As FJ is an avid time-traveling fan, he wants to do the following:
start at some field, travel through some paths and wormholes, and return to the starting field a time before his initial departure. Perhaps he will be able to meet himself :) .

To help FJ find out whether this is possible or not, he will supply you with complete maps to F (1 ≤ F ≤ 5) of his farms. No paths will take longer than 10,000 seconds to travel and no wormhole can bring FJ back in time by more than 10,000 seconds.

Input

Line 1: A single integer, F. F farm descriptions follow. Line 1 of each farm: Three space-separated integers respectively: N, M, and W Lines 2.. M+1 of each farm: Three space-separated numbers ( S, E, T) that describe, respectively: a bidirectional path between S and E that requires T seconds to traverse. Two fields might be connected by more than one path. Lines M+2.. M+ W+1 of each farm: Three space-separated numbers ( S, E, T) that describe, respectively: A one way path from S to E that also moves the traveler back T seconds.

Output

Lines 1.. F: For each farm, output “YES” if FJ can achieve his goal, otherwise output “NO” (do not include the quotes). \

Sample Input
2
3 3 1
1 2 2
1 3 4
2 3 1
3 1 3
3 2 1
1 2 3
2 3 4
3 1 8
Sample Output
NO
YES
Hint

For farm 1, FJ cannot travel back in time. For farm 2, FJ could travel back in time by the cycle 1->2->3->1, arriving back at his starting location 1 second before he leaves. He could start from anywhere on the cycle to accomplish this.

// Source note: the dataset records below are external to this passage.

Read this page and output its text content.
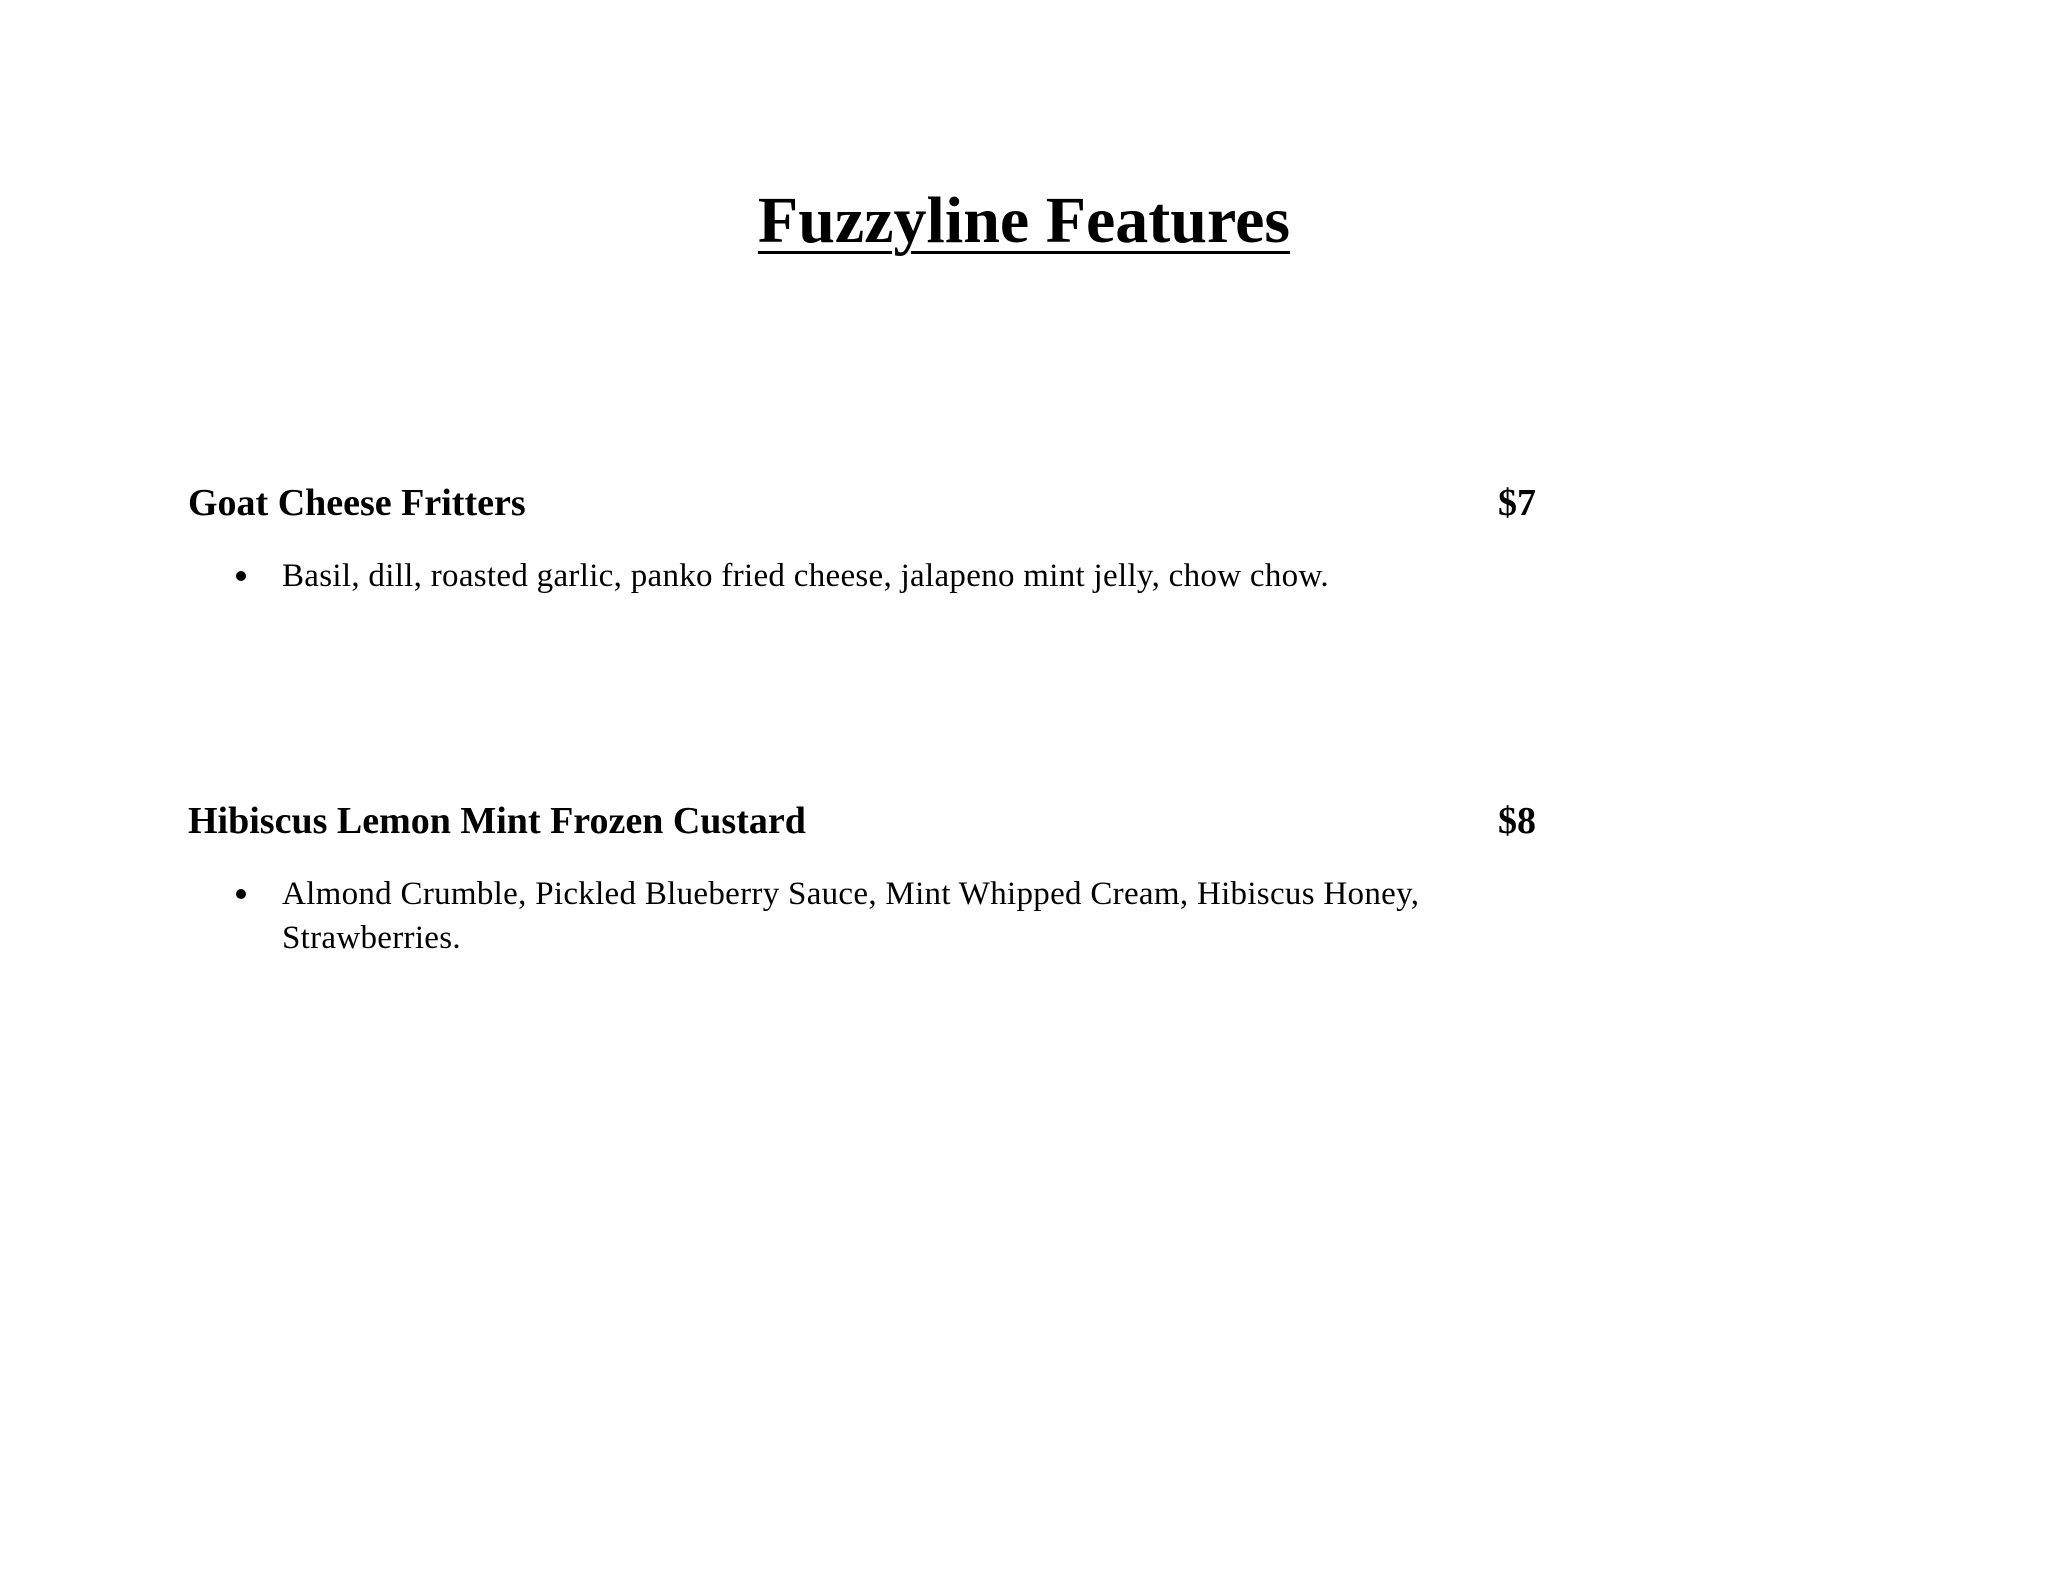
Fuzzyline Features
Goat Cheese Fritters	$7
Basil, dill, roasted garlic, panko fried cheese, jalapeno mint jelly, chow chow.
Hibiscus Lemon Mint Frozen Custard	$8
Almond Crumble, Pickled Blueberry Sauce, Mint Whipped Cream, Hibiscus Honey, Strawberries.
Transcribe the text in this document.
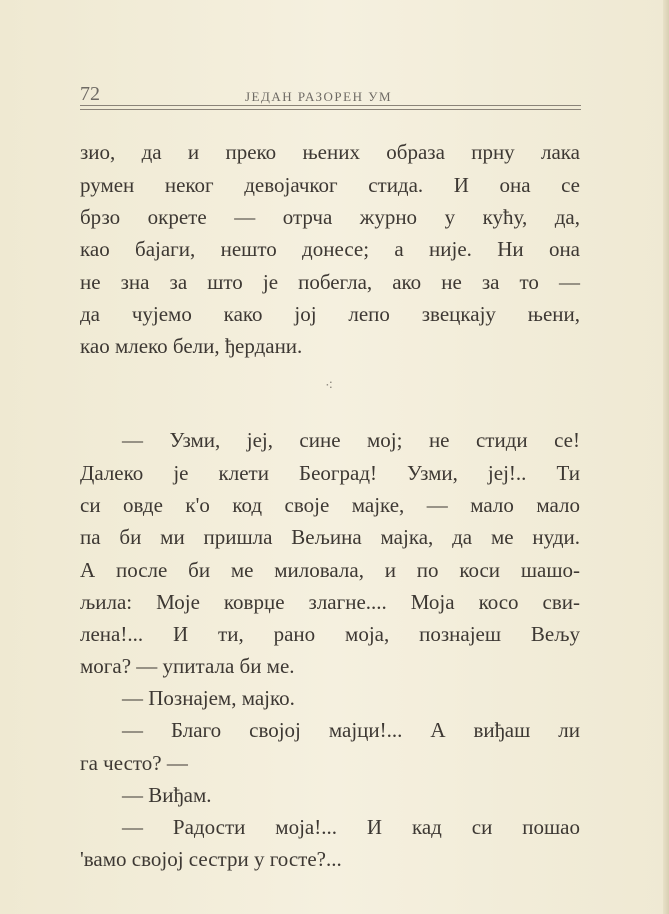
72	ЈЕДАН РАЗОРЕН УМ
зио, да и преко њених образа прну лака
румен неког девојачког стида. И она се
брзо окрете — отрча журно у кућу, да,
као бајаги, нешто донесе; а није. Ни она
не зна за што је побегла, ако не за то —
да чујемо како јој лепо звецкају њени,
као млеко бели, ђердани.
⁖
— Узми, јеј, сине мој; не стиди се!
Далеко је клети Београд! Узми, јеј!.. Ти
си овде к'о код своје мајке, — мало мало
па би ми пришла Вељина мајка, да ме нуди.
А после би ме миловала, и по коси шашо-
љила: Моје коврџе злагне.... Моја косо сви-
лена!... И ти, рано моја, познајеш Вељу
мога? — упитала би ме.
— Познајем, мајко.
— Благо својој мајци!... А виђаш ли
га често? —
— Виђам.
— Радости моја!... И кад си пошао
'вамо својој сестри у госте?...
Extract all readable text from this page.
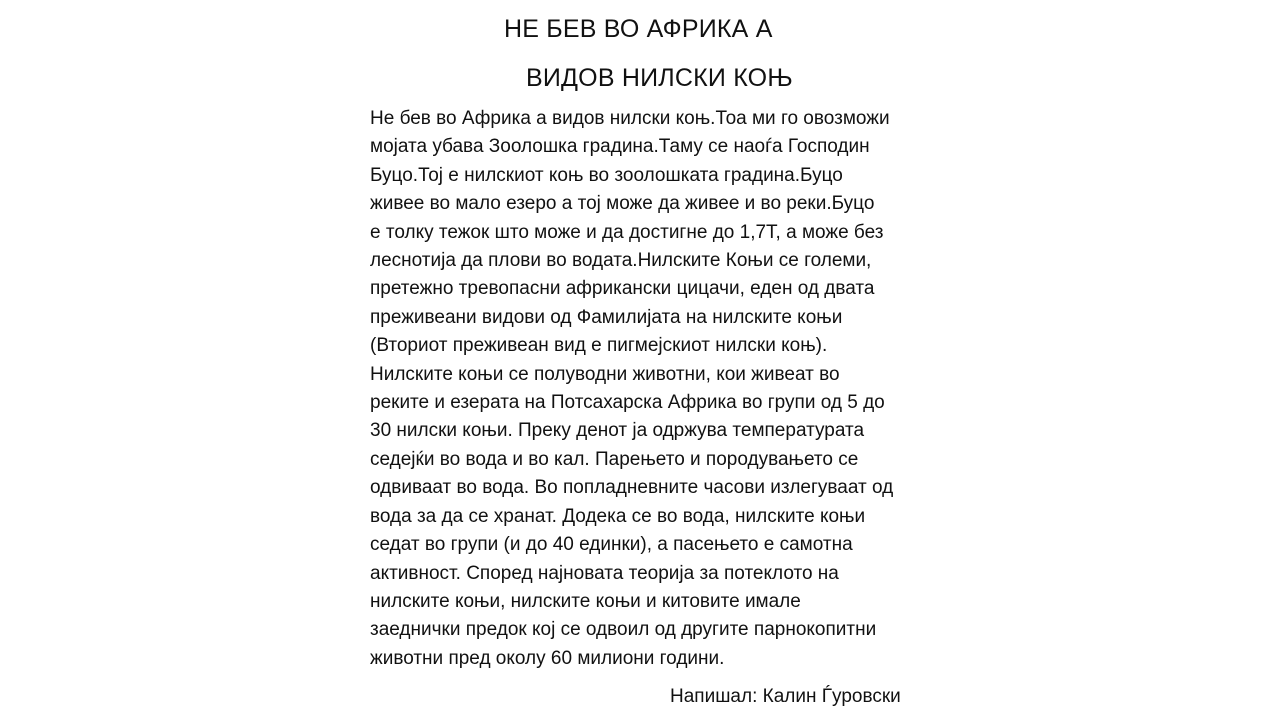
НЕ БЕВ ВО АФРИКА А
ВИДОВ НИЛСКИ КОЊ

Не бев во Африка а видов нилски коњ.Тоа ми го овозможи
мојата убава Зоолошка градина.Таму се наоѓа Господин
Буцо.Тој е нилскиот коњ во зоолошката градина.Буцо
живее во мало езеро а тој може да живее и во реки.Буцо
е толку тежок што може и да достигне до 1,7Т, а може без
леснотија да плови во водата.Нилските Коњи се големи,
претежно тревопасни африкански цицачи, еден од двата
преживеани видови од Фамилијата на нилските коњи
(Вториот преживеан вид е пигмејскиот нилски коњ).
Нилските коњи се полуводни животни, кои живеат во
реките и езерата на Потсахарска Африка во групи од 5 до
30 нилски коњи. Преку денот ја одржува температурата
седејќи во вода и во кал. Парењето и породувањето се
одвиваат во вода. Во попладневните часови излегуваат од
вода за да се хранат. Додека се во вода, нилските коњи
седат во групи (и до 40 единки), а пасењето е самотна
активност. Според најновата теорија за потеклото на
нилските коњи, нилските коњи и китовите имале
заеднички предок кој се одвоил од другите парнокопитни
животни пред околу 60 милиони години.

Напишал: Калин Ѓуровски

农场出现了单向的虫洞农场主john能否通过虫洞看到原来的自己。
用bellman ford判断是否有负环。

#include<stdio.h>
#include<string.h>
#include<iostream>
#include<algorithm>
using namespace std;
int N,M,W,Count;
int s[5400],e[5400],t[5400];
int d[5400];
void Bellman_Ford()
{
    d[1]=0;
    int i=0;
    bool flag=false;
     for(int i=0;i<=N;i++)
     {
         flag=false;
         for(int j=0;j<Count;j++)
         {
             if(d[e[j]]>d[s[j]]+t[j])
             {
                 d[e[j]]=d[s[j]]+t[j];
                 flag=true;
             }
         }
         if(!flag)
             break;
     }
     for(int j=0;j<Count;j++)
     {
         if(d[e[j]]>d[s[j]]+t[j])
         {
             cout<<"YES"<<endl;
             return;
         }
     }
     cout<<"NO"<<endl;
}
int main()
{
    int F;
    cin>>F;
    while(F--)
    {
        Count=0;
        cin>>N>>M>>W;
        for(int i=0;i<2*(M+W);i++)
        {
            s[i]=99999;
            e[i]=99999;
            t[i]=99999;
            d[i]=99999;
        }
        for(int i=0;i<M;i++)
        {
            cin>>s[Count]>>e[Count]>>t[Count];
            Count++;
            s[Count]=e[Count-1];
            e[Count]=s[Count-1];
            t[Count]=t[Count-1];
            Count++;
        }
        for(int i=0;i<W;i++)
        {
            cin>>s[Count]>>e[Count]>>t[Count];
            t[Count]=-t[Count];
            Count++;
        }
        Bellman_Ford();
    }
    return 0;
}